In the realm of industrial manufacturing, automatic detection and segmentation of surface defects in products is vital to enhance both product quality and efficiency. However, a large number of existing deep learning methods require a substantial amount of manually labeled data for training, and the high-cost labeling process hampers the practical application of such methods. Towards this end, we present a weakly supervised defect segmentation algorithm without any segment labels. First, a training enhancement method based on a contrastive learning module (CLM) coupled with a guided cropping module (GCM) is proposed to improve the network's attention to defects in the Defect Focus Classifier (DFC) training phase. Subsequently, a novel inpainting extension module (IEM) generates a final class activation map (CAM) to obtain a pseudo label automatically for segment network training. Finally, conditional random field (CRF) and an additional training round refine the segmentation results. Moreover, the whole process is distilled into a fully supervised segmentation network to improve the inference efficiency.

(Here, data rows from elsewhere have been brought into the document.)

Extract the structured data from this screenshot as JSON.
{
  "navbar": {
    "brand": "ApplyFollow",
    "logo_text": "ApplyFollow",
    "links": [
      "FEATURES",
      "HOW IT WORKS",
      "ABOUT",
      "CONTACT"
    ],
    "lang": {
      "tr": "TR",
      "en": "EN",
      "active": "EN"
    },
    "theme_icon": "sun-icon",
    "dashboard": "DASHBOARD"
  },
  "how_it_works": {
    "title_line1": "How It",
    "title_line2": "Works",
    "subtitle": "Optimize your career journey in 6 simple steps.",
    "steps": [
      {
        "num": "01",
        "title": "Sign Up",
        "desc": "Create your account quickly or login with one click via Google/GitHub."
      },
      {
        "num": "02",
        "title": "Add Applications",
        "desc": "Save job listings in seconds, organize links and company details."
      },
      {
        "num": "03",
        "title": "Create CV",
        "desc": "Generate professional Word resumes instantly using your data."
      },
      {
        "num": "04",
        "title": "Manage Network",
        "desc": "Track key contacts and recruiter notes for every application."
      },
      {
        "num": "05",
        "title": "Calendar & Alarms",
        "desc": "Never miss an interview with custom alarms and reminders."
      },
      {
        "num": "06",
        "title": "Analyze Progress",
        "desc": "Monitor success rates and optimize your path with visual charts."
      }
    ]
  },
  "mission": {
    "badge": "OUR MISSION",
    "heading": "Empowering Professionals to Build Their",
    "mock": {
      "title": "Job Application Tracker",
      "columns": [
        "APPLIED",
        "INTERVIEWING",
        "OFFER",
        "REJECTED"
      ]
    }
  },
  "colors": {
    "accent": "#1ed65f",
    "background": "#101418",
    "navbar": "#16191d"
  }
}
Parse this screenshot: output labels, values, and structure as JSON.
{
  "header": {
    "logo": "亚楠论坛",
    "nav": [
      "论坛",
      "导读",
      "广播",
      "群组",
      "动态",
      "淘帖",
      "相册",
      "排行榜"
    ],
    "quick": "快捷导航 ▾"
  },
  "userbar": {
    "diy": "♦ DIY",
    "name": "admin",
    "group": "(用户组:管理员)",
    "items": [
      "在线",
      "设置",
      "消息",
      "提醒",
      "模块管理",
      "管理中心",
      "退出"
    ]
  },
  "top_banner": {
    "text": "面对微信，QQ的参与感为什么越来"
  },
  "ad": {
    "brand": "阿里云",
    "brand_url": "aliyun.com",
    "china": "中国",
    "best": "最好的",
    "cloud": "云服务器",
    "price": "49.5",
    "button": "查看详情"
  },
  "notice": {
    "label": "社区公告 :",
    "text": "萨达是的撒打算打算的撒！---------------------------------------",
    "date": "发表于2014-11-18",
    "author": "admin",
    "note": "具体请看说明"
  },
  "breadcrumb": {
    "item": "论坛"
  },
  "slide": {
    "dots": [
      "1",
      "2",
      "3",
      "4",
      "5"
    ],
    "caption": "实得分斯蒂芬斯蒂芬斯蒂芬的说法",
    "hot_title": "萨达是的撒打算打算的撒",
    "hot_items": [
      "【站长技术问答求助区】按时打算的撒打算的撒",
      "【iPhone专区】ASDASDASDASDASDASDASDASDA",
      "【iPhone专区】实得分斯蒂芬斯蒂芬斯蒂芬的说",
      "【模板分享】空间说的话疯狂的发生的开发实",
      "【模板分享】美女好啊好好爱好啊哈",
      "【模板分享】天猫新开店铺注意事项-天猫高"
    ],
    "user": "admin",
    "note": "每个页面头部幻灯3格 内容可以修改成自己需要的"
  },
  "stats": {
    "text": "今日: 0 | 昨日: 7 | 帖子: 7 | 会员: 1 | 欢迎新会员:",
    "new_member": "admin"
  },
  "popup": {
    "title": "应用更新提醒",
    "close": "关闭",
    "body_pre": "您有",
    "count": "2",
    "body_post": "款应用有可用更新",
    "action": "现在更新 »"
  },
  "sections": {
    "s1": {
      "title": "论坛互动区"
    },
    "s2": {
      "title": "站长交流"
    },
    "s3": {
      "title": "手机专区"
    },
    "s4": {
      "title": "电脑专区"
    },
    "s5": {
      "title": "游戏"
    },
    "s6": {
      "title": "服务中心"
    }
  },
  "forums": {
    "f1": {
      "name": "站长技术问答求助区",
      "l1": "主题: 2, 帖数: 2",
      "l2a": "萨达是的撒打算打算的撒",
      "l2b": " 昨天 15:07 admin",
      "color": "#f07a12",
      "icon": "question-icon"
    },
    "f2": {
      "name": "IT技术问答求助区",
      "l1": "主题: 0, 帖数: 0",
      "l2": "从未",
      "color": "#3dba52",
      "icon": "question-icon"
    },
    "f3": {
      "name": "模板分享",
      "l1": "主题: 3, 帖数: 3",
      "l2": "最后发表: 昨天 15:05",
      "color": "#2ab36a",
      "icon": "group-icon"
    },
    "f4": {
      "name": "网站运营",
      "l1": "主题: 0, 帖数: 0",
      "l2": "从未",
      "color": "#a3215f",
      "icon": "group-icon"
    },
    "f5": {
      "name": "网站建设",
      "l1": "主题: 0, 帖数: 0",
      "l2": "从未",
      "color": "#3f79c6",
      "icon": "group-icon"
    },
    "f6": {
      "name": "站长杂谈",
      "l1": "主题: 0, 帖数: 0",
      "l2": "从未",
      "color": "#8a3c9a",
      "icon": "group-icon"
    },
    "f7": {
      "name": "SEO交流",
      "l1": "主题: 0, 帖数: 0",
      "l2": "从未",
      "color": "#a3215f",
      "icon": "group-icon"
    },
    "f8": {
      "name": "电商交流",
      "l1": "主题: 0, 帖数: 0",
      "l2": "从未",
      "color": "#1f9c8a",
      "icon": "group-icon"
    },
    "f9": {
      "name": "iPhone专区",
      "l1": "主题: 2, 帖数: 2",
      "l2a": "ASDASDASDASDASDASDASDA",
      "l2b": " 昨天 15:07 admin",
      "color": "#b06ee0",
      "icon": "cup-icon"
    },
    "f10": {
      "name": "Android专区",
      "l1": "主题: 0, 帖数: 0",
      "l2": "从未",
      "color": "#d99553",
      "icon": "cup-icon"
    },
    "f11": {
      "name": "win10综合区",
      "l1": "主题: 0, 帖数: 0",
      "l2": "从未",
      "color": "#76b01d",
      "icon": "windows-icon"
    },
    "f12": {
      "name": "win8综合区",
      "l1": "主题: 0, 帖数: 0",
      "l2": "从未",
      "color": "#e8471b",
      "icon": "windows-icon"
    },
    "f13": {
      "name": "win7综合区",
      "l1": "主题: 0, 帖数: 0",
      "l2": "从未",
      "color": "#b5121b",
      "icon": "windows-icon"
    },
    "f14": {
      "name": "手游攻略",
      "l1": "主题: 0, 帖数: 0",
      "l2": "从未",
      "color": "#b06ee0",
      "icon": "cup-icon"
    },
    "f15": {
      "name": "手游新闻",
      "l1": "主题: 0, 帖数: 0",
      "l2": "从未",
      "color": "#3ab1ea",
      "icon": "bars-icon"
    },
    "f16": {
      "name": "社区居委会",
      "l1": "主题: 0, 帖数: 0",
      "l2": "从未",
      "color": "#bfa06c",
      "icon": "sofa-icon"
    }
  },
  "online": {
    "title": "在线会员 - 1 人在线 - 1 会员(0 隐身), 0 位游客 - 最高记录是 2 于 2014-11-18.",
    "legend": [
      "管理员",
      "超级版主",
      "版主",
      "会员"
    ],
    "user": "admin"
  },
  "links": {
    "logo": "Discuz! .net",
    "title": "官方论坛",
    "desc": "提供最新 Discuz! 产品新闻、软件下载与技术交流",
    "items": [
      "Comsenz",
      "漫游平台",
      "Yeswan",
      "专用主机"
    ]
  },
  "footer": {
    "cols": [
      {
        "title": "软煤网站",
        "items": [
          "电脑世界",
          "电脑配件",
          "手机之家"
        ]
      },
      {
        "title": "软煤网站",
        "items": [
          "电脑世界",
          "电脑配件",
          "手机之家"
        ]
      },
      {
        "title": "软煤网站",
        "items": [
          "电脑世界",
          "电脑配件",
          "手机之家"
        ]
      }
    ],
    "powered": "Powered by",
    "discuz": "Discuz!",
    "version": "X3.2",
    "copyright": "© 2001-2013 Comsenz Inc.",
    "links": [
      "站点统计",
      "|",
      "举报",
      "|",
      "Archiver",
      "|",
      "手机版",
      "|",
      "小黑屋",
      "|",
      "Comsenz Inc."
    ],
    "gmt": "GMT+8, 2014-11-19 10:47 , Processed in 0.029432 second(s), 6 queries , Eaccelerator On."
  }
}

Conducting extensive experimentation, we have achieved 100% and 93.39% average precision (AP) and 41.73% and 53.14% average intersection-over-union (IOU) on the public datasets KolektorSDD and KolektorSDD2, respectively. Furthermore, we verified the generalizability of our method by conducting experiments on several industrial product classes in the MVTec AD, MTD, and DAGM datasets. In these experiments, we achieved favorable classification and segmentation results using solely image classification labels.